انتحال و تر حقى جمعيتى

The Committee of Undertaking and Plagiarism

19 Aralık 2011

Yamuk

      (...) 
   - Senin emrin değil mi? Bekçi rakı vermiyo... Ver diyorum, seni fena yaparım diyorum, dinlemiyo... Ne yapayım ben, öleyim mi?
   - Emir ne kelime Numune, ayrıca gecinden versin... Bizzat bu toplantının gündemi olduğundan haberin yok sanırım...
   - Ne gündemi?
   - Arkadaşlar, kimden şikâyetçiyiz?
   - Numuuuneeedeeennnn! 
   - Peki neden?
   - Çok içiyooooooo...
   - Ne yapsın o zaman Numune?
   - Askerliği unutsuuuun...
   - Yahu unuttum diyorum size...
   - Yalan söylemesiiiiiinnnn...
   - Kim yalan söylüyo lan?
   - Sen yalan söylüyosun Numune...
   - ...

13 Aralık 2011

Köpek

   Çenem canımı yakarak öne çıkmak istiyordu, engelledim.
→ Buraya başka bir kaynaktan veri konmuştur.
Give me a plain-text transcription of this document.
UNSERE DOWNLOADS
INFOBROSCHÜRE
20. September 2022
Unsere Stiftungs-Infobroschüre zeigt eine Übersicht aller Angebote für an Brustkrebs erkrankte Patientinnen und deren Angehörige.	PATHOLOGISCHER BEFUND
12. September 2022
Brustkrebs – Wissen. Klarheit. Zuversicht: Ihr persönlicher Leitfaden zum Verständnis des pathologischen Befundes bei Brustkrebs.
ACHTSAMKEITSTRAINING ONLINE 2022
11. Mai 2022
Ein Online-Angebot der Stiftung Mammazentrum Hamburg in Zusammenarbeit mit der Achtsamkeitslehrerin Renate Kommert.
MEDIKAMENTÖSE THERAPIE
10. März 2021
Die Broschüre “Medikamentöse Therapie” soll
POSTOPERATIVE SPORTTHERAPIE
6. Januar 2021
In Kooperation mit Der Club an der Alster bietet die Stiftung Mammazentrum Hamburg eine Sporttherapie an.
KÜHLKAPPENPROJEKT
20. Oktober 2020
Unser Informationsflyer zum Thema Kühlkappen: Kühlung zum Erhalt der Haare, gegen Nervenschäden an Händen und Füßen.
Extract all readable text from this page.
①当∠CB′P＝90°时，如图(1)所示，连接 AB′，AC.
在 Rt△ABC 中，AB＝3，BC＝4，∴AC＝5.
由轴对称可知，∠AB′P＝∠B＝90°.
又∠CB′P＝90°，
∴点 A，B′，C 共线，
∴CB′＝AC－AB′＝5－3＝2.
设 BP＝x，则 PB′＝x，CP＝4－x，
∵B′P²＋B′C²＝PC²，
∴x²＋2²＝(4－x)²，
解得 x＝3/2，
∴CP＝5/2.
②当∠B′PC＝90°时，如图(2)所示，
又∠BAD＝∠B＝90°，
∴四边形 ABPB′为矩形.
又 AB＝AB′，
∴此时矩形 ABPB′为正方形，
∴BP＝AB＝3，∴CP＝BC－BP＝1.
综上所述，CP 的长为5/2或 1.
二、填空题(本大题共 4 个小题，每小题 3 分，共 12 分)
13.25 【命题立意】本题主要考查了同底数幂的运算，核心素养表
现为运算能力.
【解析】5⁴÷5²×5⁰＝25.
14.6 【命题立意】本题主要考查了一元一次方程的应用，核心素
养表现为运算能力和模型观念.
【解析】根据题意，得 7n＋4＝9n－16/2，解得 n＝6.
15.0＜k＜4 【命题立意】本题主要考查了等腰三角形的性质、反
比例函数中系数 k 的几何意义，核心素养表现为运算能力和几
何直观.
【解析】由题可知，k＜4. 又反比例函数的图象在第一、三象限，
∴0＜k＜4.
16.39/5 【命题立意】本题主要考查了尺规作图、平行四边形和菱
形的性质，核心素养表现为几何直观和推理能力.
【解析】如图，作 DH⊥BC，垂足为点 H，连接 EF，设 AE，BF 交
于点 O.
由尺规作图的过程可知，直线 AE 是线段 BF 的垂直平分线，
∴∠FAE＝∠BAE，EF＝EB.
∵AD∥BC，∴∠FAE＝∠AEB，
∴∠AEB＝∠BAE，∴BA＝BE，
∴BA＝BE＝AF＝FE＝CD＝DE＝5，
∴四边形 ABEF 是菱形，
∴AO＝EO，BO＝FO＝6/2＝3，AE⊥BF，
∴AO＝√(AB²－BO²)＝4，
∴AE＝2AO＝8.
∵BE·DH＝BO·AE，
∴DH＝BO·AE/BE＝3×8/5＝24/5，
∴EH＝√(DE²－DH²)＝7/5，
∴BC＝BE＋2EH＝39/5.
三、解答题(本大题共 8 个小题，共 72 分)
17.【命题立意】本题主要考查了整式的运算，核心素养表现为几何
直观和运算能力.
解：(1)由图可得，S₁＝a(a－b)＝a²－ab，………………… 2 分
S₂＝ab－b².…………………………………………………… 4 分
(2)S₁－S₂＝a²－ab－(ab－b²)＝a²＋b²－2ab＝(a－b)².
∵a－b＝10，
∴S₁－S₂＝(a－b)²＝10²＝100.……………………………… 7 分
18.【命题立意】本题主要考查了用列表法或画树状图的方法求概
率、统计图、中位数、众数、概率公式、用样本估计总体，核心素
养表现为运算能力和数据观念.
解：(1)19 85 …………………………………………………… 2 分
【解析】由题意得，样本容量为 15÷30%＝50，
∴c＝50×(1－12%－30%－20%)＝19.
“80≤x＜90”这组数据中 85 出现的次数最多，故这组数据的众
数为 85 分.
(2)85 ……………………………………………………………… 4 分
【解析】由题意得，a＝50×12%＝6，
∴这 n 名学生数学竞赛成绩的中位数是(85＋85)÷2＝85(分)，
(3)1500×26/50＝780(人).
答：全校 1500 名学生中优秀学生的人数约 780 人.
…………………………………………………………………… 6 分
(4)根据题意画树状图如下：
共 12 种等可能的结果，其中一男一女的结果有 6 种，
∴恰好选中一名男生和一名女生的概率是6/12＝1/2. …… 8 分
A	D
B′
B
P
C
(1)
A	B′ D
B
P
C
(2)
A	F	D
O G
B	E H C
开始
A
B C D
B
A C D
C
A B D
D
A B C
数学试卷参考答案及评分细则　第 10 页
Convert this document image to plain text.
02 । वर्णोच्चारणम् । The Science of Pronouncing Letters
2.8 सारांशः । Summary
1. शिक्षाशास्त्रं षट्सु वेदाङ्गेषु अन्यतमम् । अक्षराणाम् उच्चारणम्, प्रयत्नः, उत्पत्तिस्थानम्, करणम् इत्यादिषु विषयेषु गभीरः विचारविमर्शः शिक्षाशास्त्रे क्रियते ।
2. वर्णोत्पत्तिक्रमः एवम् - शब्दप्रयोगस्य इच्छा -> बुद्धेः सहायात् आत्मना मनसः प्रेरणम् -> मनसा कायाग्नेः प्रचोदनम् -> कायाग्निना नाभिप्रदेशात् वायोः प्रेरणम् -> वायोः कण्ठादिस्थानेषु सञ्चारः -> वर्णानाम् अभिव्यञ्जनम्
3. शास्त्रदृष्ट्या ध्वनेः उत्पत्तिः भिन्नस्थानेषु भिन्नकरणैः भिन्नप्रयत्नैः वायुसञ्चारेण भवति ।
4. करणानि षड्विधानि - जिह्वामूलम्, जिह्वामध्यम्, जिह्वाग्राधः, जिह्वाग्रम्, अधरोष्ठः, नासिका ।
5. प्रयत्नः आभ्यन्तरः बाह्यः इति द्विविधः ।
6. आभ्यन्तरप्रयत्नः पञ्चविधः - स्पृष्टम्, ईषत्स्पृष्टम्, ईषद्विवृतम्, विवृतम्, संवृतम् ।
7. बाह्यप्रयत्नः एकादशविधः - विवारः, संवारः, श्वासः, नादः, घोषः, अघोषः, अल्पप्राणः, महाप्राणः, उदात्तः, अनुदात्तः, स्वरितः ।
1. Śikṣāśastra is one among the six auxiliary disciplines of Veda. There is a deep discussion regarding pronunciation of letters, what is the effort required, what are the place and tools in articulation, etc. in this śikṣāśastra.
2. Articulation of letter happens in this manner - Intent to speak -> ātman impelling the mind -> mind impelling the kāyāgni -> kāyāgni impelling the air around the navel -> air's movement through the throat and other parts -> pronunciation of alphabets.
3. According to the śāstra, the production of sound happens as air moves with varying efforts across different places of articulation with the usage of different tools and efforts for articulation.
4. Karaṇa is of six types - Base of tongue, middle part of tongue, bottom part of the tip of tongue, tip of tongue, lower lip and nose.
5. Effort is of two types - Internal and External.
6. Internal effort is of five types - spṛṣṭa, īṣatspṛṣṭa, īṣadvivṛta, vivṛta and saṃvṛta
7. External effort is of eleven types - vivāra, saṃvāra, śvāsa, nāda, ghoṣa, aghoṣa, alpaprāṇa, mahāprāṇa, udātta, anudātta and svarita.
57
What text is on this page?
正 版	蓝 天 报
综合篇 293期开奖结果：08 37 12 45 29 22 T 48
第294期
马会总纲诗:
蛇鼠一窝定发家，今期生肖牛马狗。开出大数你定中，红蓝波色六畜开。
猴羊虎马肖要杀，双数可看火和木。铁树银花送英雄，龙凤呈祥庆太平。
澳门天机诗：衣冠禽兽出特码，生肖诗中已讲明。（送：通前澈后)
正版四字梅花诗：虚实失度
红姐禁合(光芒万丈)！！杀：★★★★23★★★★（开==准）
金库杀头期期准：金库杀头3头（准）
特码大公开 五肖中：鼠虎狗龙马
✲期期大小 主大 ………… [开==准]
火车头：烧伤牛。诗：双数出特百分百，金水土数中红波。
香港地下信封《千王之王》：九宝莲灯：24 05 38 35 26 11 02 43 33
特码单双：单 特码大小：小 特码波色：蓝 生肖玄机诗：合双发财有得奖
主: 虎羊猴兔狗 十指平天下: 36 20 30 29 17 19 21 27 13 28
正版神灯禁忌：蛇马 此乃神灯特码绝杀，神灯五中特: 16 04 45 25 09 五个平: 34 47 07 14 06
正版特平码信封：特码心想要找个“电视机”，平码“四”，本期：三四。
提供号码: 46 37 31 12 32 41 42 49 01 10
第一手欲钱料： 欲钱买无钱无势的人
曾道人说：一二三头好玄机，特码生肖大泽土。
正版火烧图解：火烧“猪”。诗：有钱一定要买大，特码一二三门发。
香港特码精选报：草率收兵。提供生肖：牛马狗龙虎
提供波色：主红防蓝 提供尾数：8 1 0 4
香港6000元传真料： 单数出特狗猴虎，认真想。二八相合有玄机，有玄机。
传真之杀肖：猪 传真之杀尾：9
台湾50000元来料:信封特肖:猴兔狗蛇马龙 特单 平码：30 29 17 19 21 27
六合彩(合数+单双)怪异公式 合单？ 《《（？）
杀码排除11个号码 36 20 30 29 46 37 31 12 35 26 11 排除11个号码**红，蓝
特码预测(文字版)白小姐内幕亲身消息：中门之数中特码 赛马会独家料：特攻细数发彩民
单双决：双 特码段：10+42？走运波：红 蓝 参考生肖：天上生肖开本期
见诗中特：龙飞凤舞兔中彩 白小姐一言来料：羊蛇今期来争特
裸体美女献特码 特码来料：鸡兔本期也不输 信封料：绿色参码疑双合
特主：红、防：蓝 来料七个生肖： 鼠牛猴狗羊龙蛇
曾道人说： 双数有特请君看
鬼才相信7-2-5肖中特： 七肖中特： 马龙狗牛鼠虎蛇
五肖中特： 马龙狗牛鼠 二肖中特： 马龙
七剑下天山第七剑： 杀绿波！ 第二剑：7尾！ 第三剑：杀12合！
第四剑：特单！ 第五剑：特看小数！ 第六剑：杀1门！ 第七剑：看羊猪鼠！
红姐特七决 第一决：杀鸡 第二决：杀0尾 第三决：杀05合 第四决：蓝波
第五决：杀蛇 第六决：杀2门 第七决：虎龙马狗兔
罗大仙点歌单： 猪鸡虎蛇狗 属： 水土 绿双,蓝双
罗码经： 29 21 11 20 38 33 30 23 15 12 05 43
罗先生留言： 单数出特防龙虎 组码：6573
Parmaklarım kısalıp pençeleşmeye meyilliydi, izin vermedim. Ama bakışım başkalaştı. Renkler soldu, şeyler siyaha ve beyaza döndü. Bir tür gri bindi nesnelere. Nesneler kendileri gibi olmaktan hoşnutsuz görünüyorlardı. Meğer kaynaşırlarmış. Sonsuz bulamaç. Fokurdar gibi değil, sonsuz sayıda gözenek büyüyüp küçülüyor, doğup patlayan baloncuklar halinde hızla görünüyor ve yok oluyorlar ve hemen yerlerini yenileri alıyor, oluşum sürüyor ve bu iyice tedirgin edici. Birbirlerini dirsekleyerek öteye itmeye ve kendilerine yer açmaya çalışan, fakat bunu asla tamamen başaramadan ölüveren sayısız kabarcık. Bir bank kendinden bunalmış gibi, köpük içindeydi. Böyle olmak, böyle kalmak bu denli zorsa, neden buna bunca çaba? Ağaçlar, çırpınan kuşlar, hele köpekler, acılar içinde kendilerini bir arada tutmak için çabalıyor, kendi üzerlerine bükülüp kapanıyorlardı biteviye. Böyle bakınca işler hiç de iyi gidiyor gibi görünmüyordu. Demek nereden bakılsa iyi gidiyor gibi görünmüyordu işler.